À partir du 1er septembre, les adolescents de moins de 15 ans ne pourront plus utiliser les réseaux sociaux, mais il n’y a pas seulement eux qui seront affectés par cette nouvelle loi en France. En effet, les adultes devront également vérifier leur âge avant d’accéder à leurs réseaux sociaux. Ces nouvelles lois sont-elles vraiment nécessaires, ou ont-elles des conséquences imprévues sur l’accès à l’information et la liberté fondamentale des citoyens sur Internet?
Il faut réduire le temps d’écran des adolescents et les protéger des délateurs — comme l’addiction aux algorithmes—mais, malgré tout, les sciences prouvent les conséquences négatives de plateformes très courantes comme Tiktok et Instagram. Cette interdiction comporte plusieurs façons qui pourraient être évitées; par exemple, on a déjà pris des mesures pour empêcher les gens de mentir ou de découvrir des moyens secrets de contourner cette vérification d’âge.

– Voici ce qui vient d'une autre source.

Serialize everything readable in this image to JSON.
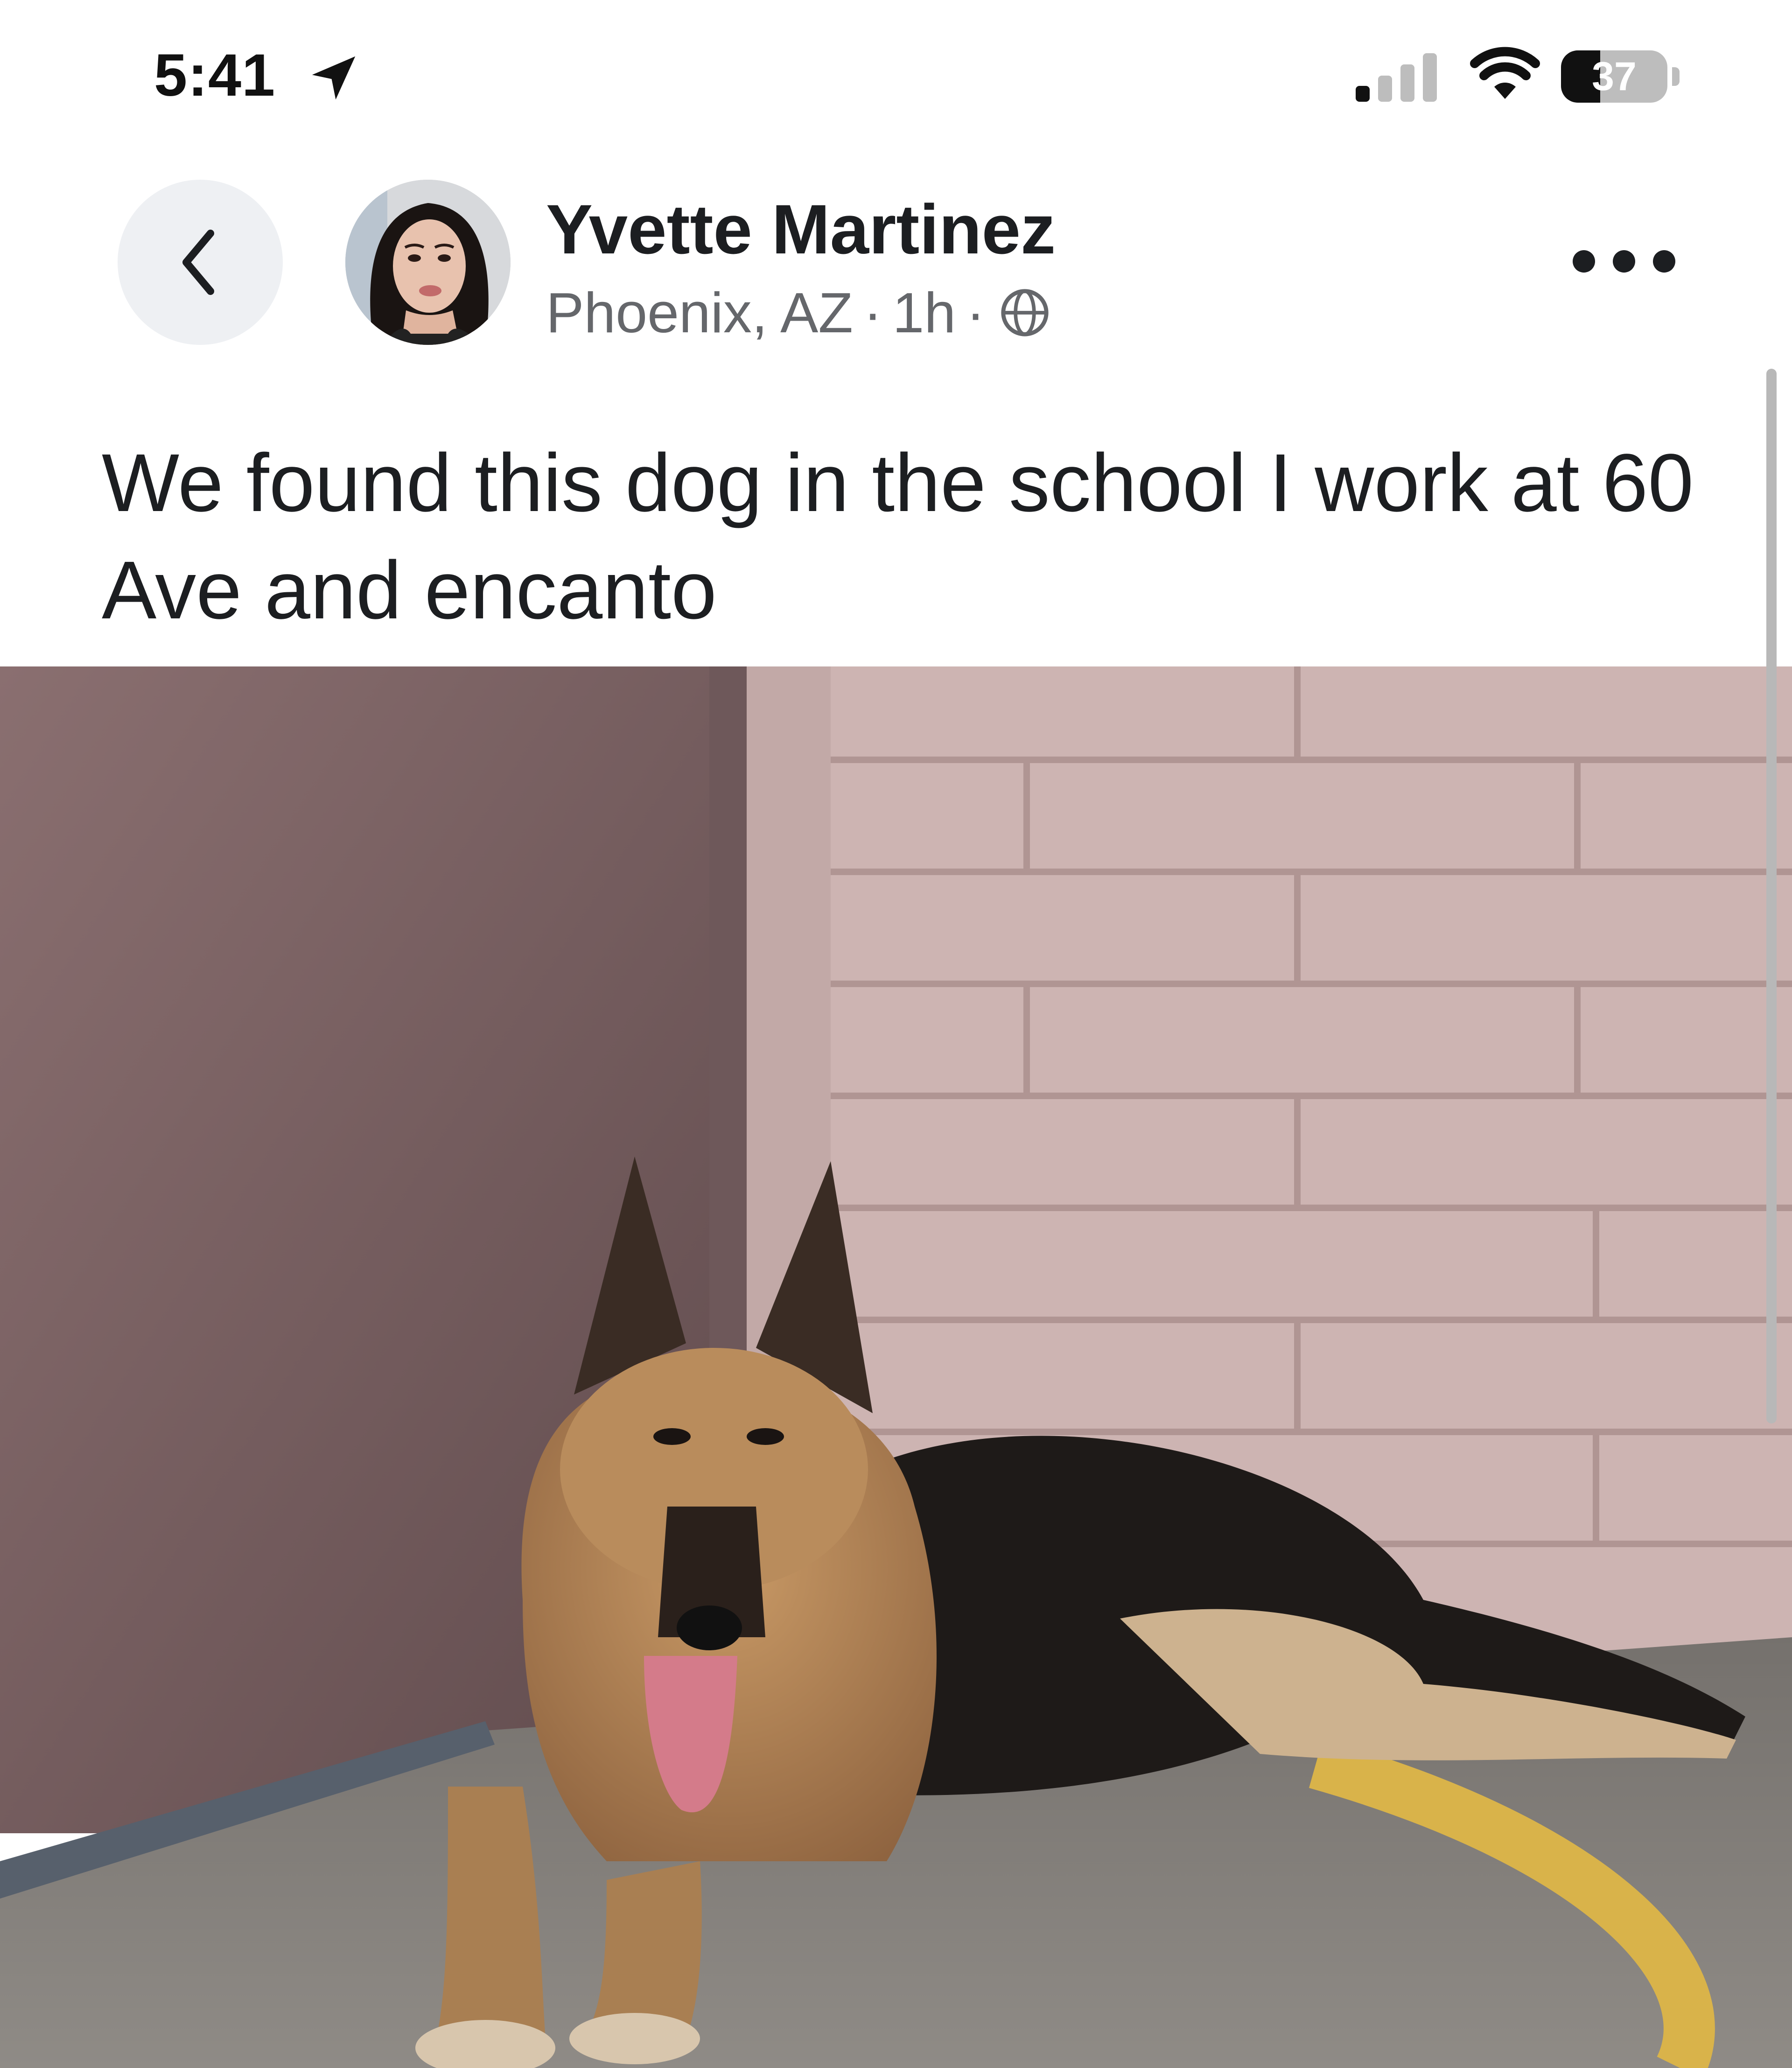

D’après nos expériences, les adolescents peuvent être très astucieux, surtout lorsqu’il s’agit d’accéder à des informations sur les réseaux sociaux ou d’autres plateformes de communication. Même s’ils doivent présenter une pièce d’identité officielle ou un document d’identité gouvernemental, ils peuvent recourir à des moyens illégaux pour se procurer des cartes d’identité falsifiées afin d’accéder aux réseaux sociaux. De ce fait, ce nouveau système ne compromettrait que la liberté numérique des personnes de moins de 15 ans.
Adopté en janvier par 130 voix contre 21, ce projet de loi a reçu un large soutien transpartisan à l’Assemblée nationale et a été particulièrement appuyé par le président français Emmanuel Macron. Cependant, il y a eu des réactions négatives de la part des générations Z, Alpha et Bêta. Ces jeunes sont les premières générations à avoir grandi dans le monde de la technologie, avec les réseaux sociaux, et à en comprendre les avantages et les dangers, mais ils ont le sentiment que leur voix est absente du débat sur la régulation numérique.
De nombreux jeunes s’opposent à l’interdiction des réseaux sociaux; ils l’appellent une “mesure malavisée”, “dangereuse au pire et inefficace au mieux”. Ils estiment qu’interdire les réseaux sociaux n’est pas la bonne solution.
La meilleure approche consiste plutôt à s’attaquer à la structure de ces plateformes: l’algorithme, leurs caractéristiques addictives et les contenus nocifs qui circulent sur Internet, quels que soient les groupes d’âge auxquels ils pourront avoir accès. Aux yeux de la jeunesse française, cette loi est contre-productive.